Apple chief executive Tim Cook thinks that augmented reality (AR) will be a much more popular technology than virtual reality (VR) as AR experiences will eventually become an integral part of our daily lives once it becomes "acceptable". During an interview session at Senator Orrin Hatch's Utah Tech Tour in Salt Lake City, Cook said AR will "take a little while" to reach mass acceptance and adoption due to difficult technical challenges.
However, he does think it has the potential to "become really big", predicting that the promising technology could soon become an essential part of our lives.
"VR, I think, is not going to be that big, compared to AR," said Cook. "AR is going to take a while, because there are some really hard technology challenges there. But it will happen. It will happen in a big way and we will wonder, when it does, how we ever lived without it. Like we wonder how we lived without our phone today."
Although virtual reality seems to be the more popular option for consumers as of now, given the highly competitive race between tech giants to develop the technology and roll out new products, Cook was of the view that AR will eventually overtake VR since it is more social and less confining.
"In terms of it becoming a mass adoption, say everyone [in this room] would have an AR experience," said Cook, outlining a future scenario. "The reality is it has to be something that everybody in [this room] views as an acceptable thing. But few people in here are going to think it's acceptable to be tethered to a computer walking in here and sitting down. And few people in here are going to view that it's acceptable to be enclosed in something, because we're all social people at heart."
Although he said that it would be a while before Apple releases an AR product to the masses, he did previously mention the company's interest in testing out the technology.
During Apple's quarterly earnings call in July, Cook said that the Cupertino-headquartered company is keen on investing in the technology and is "high on AR in the long run".
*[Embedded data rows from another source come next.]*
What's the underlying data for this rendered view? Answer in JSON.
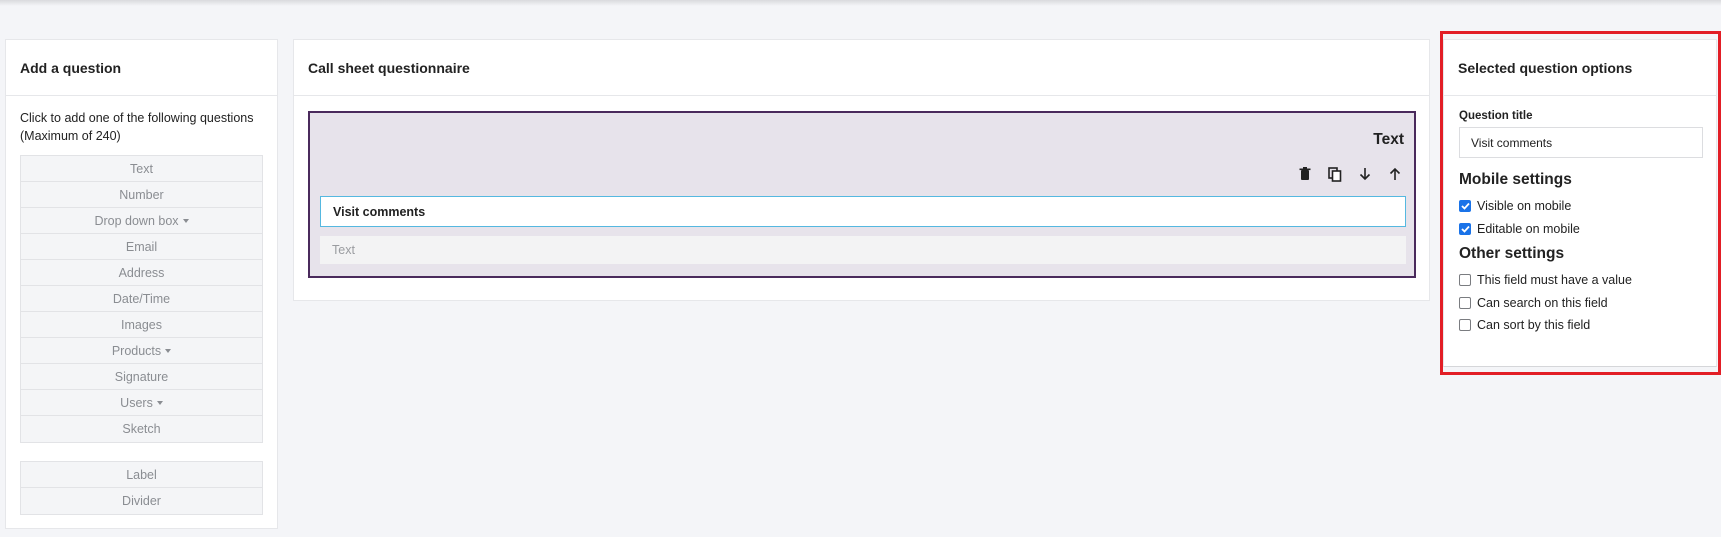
{
  "left": {
    "title": "Add a question",
    "intro": "Click to add one of the following questions (Maximum of 240)",
    "question_types": [
      {
        "label": "Text",
        "dropdown": false
      },
      {
        "label": "Number",
        "dropdown": false
      },
      {
        "label": "Drop down box",
        "dropdown": true
      },
      {
        "label": "Email",
        "dropdown": false
      },
      {
        "label": "Address",
        "dropdown": false
      },
      {
        "label": "Date/Time",
        "dropdown": false
      },
      {
        "label": "Images",
        "dropdown": false
      },
      {
        "label": "Products",
        "dropdown": true
      },
      {
        "label": "Signature",
        "dropdown": false
      },
      {
        "label": "Users",
        "dropdown": true
      },
      {
        "label": "Sketch",
        "dropdown": false
      }
    ],
    "layout_types": [
      {
        "label": "Label"
      },
      {
        "label": "Divider"
      }
    ]
  },
  "center": {
    "title": "Call sheet questionnaire",
    "question": {
      "type": "Text",
      "title": "Visit comments",
      "answer_placeholder": "Text",
      "tools": [
        "trash-icon",
        "copy-icon",
        "arrow-down-icon",
        "arrow-up-icon"
      ]
    }
  },
  "right": {
    "title": "Selected question options",
    "question_title_label": "Question title",
    "question_title_value": "Visit comments",
    "mobile_heading": "Mobile settings",
    "mobile_options": [
      {
        "label": "Visible on mobile",
        "checked": true
      },
      {
        "label": "Editable on mobile",
        "checked": true
      }
    ],
    "other_heading": "Other settings",
    "other_options": [
      {
        "label": "This field must have a value",
        "checked": false
      },
      {
        "label": "Can search on this field",
        "checked": false
      },
      {
        "label": "Can sort by this field",
        "checked": false
      }
    ]
  },
  "colors": {
    "highlight": "#e21e26",
    "question_border": "#4a2a5c",
    "question_bg": "#e7e3eb",
    "checkbox_checked": "#1a73e8",
    "input_focus": "#55b8e0"
  }
}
"We have been and continue to invest a lot in this, we are high on AR in the long run; we think there are great things for customers and a great commercial opportunity," Cook said at the time. "So we're investing, and the number one thing is that our products work well with other developers' products, like Pokémon, and that's why you see so many iPhones in the wild out there chasing Pokémon."
In January, the Financial Times reported that Apple had assembled a large team of experts in VR and AR, building "prototypes of headsets that could one day rival Facebook's Oculus Rift or Microsoft's Hololens". Citing people familiar with the initiative, the publication reported that the "secret unit" is said to include "hundreds of staff from a series of carefully targeted acquisitions, as well as employees poached from companies that are working on next-generation headset technologies".
However, Cook did reiterate that AR has more potential to become mainstream over VR in the future.
"I do think that a significant part of the population, of developed countries, and eventually all countries, will have AR experiences every day," said Cook. "It will be almost like eating three meals a day, because it will become that much a part of you."